Além do trabalho como jornalista, destacou-se como escritora e ativista. Entre suas obras está o livro "Quando Amanhece na Sicília", que retrata a realidade de mulheres que enfrentaram a máfia italiana.
Seu compromisso com a paz e a defesa dos direitos humanos rendeu homenagens nacionais e internacionais, como o prêmio Estrella del Sur, no Uruguai. Recentemente, também havia sido empossada como integrante da Academia de Letras e Música de Aparecida, reconhecimento concedido pela contribuição literária e jornalística.
Amigos destacam coragem e humanidade
As homenagens prestadas após a morte evidenciam o impacto que Lúcia Helena deixou na vida de quem conviveu com ela.
A jornalista Cristina Malaquiad afirmou que a amiga deixa um legado impossível de ser esquecido.

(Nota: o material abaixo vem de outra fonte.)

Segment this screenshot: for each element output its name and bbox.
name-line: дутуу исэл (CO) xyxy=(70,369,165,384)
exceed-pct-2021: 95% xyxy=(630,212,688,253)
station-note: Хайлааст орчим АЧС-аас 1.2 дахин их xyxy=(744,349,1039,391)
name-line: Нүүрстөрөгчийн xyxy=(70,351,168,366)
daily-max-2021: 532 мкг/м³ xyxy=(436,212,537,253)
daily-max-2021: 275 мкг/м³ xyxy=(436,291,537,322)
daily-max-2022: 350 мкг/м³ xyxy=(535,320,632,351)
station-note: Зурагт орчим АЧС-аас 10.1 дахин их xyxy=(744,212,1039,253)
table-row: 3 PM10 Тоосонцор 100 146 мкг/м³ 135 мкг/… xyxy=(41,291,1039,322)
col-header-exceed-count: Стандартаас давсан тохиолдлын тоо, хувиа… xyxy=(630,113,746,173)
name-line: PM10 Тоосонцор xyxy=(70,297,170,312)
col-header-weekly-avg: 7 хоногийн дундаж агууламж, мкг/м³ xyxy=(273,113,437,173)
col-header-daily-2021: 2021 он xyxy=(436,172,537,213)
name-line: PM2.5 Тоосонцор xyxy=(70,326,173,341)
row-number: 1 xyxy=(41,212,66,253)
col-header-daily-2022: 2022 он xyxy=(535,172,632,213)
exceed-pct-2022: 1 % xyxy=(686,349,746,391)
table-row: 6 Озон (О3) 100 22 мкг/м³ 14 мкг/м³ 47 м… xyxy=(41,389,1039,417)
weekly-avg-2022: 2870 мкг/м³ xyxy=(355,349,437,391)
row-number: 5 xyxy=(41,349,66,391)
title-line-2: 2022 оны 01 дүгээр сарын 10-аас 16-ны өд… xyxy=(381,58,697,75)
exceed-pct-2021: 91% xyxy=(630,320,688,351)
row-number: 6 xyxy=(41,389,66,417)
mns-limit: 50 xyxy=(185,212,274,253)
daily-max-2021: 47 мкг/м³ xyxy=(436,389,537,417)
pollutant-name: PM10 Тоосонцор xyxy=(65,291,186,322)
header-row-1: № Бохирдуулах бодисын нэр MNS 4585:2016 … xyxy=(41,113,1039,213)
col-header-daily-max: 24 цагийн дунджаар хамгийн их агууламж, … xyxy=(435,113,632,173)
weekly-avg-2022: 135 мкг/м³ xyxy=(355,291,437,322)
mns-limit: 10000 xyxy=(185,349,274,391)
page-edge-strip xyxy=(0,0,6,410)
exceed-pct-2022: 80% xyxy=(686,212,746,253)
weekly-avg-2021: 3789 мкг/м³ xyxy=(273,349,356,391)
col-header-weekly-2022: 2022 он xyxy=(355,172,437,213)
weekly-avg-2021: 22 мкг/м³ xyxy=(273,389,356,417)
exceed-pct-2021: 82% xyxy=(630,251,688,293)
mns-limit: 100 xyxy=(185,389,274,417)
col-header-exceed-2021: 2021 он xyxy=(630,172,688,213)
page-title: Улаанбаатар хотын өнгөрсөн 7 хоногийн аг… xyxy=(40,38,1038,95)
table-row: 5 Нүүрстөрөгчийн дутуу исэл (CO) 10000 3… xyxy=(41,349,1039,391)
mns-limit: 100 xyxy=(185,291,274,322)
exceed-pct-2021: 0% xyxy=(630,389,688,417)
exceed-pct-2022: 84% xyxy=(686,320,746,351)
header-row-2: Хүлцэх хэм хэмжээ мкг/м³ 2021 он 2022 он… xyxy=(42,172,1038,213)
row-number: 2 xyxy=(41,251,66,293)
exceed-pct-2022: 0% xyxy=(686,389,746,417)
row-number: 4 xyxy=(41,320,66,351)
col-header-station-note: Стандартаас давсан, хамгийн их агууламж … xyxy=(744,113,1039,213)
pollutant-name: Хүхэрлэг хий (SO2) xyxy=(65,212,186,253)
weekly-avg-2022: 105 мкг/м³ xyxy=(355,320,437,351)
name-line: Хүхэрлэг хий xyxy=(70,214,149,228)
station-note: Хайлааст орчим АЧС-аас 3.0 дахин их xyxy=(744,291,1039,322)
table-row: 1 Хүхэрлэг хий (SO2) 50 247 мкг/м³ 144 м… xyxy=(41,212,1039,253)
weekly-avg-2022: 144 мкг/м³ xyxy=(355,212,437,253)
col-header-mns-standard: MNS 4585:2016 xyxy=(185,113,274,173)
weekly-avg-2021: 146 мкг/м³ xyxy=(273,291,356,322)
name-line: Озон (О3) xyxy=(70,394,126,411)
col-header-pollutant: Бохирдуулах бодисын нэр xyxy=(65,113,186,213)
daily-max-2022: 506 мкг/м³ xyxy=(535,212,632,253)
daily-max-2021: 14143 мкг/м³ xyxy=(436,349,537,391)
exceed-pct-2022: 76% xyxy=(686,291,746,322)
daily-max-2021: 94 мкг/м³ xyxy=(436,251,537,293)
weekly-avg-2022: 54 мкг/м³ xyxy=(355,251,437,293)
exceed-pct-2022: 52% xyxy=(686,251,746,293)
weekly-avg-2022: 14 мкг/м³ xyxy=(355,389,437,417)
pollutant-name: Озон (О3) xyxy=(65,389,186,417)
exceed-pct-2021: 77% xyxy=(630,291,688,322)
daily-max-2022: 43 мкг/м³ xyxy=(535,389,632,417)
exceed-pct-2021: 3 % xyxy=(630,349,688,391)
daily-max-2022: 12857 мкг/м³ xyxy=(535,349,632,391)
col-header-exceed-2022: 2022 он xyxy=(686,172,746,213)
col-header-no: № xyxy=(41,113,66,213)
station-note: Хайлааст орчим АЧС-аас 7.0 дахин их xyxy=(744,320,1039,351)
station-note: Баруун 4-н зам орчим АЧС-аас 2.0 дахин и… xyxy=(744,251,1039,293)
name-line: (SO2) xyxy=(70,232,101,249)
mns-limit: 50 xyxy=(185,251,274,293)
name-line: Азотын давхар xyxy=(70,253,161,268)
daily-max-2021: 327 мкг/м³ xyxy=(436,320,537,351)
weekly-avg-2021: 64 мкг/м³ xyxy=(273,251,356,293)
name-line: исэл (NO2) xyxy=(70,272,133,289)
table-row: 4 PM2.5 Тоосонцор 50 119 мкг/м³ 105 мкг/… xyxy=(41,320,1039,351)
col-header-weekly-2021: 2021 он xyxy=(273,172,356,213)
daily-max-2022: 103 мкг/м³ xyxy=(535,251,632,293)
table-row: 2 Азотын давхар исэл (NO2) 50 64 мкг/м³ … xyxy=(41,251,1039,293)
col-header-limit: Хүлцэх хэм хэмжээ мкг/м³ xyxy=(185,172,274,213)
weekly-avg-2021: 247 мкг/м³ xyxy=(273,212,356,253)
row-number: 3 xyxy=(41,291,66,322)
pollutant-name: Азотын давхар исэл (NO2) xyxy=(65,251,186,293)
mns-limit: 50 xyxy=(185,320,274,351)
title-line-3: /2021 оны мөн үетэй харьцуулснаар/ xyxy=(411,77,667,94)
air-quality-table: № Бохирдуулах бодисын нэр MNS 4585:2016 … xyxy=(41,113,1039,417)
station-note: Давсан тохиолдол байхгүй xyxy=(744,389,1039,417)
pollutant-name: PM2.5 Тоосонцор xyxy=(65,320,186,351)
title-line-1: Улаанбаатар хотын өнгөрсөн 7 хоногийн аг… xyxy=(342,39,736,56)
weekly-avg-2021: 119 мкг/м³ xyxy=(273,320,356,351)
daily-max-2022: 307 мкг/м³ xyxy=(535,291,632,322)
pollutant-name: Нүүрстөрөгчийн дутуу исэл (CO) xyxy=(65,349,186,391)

"Há pessoas que deixam marcas profundas por onde passam. Lúcia Helena Issa foi uma delas. Lutou com coragem e dignidade contra a doença até o fim, sem jamais perder sua força e sua essência. O mundo ficou mais pobre com sua partida, mas infinitamente mais rico por ter conhecido sua generosidade, sua coragem e seu compromisso com a justiça."
O irmão, Eduardo Issa, fotógrafo e documentarista, também compartilhou a dor da despedida.
"Uma tristeza enorme perder uma irmã tão jovem, com apenas 58 anos. Nunca pensei que passaria por isso. Ela estava com um câncer muito agressivo e sofrendo demais. Estávamos rezando para que Deus abreviasse esse sofrimento. Ela morreu no mesmo dia em que nossa mãe faleceu, há três anos. Tenho certeza de que nossa mãe intercedeu para que ela parasse de sofrer."
O escritor Lúcio Mauro Dias resumiu a trajetória da jornalista em poucas palavras. "Mulher forte e cheia de vida que se tornou um ícone de perseverança diante das injustiças do mundo."
Já o morador de Guaratinguetá Fabio Selles Ribeiro, que disputou uma eleição ao lado de Lúcia, destacou sua atuação em defesa das causas humanitárias.
"Hoje nos despedimos de Lúcia Helena. Tive a honra de tê-la como companheira de chapa pelo PT na disputa à Prefeitura de Guaratinguetá. Mulher de cultura vasta, autora que retratou com maestria a saga do povo e das mulheres palestinas, ela trouxe leveza, justiça e amor ao próximo para a nossa caminhada. Guará, o Brasil e o mundo perdem uma defensora única dos direitos humanos."
O engenheiro Paulo Orlandeti, amigo da família, também publicou uma mensagem de despedida. "Dia de se despedir de minha irmã que a vida gentilmente me deu. Muita luz para toda a família. Abraço fraterno."
Missa marca despedida e celebra legado
A missa de sétimo dia vai reunir familiares, amigos, colegas de profissão e pessoas que foram inspiradas pela história de Lúcia Helena. Mais do que um momento de despedida, a celebração simboliza o reconhecimento por uma trajetória construída com coragem, sensibilidade e compromisso em dar voz às vítimas de guerras, desigualdades e violações de direitos humanos.
Mesmo após sua partida, a jornalista deixa um exemplo de perseverança, solidariedade e amor ao próximo, valores que marcaram sua vida pessoal e profissional e que continuam inspirando quem acompanhou seu trabalho.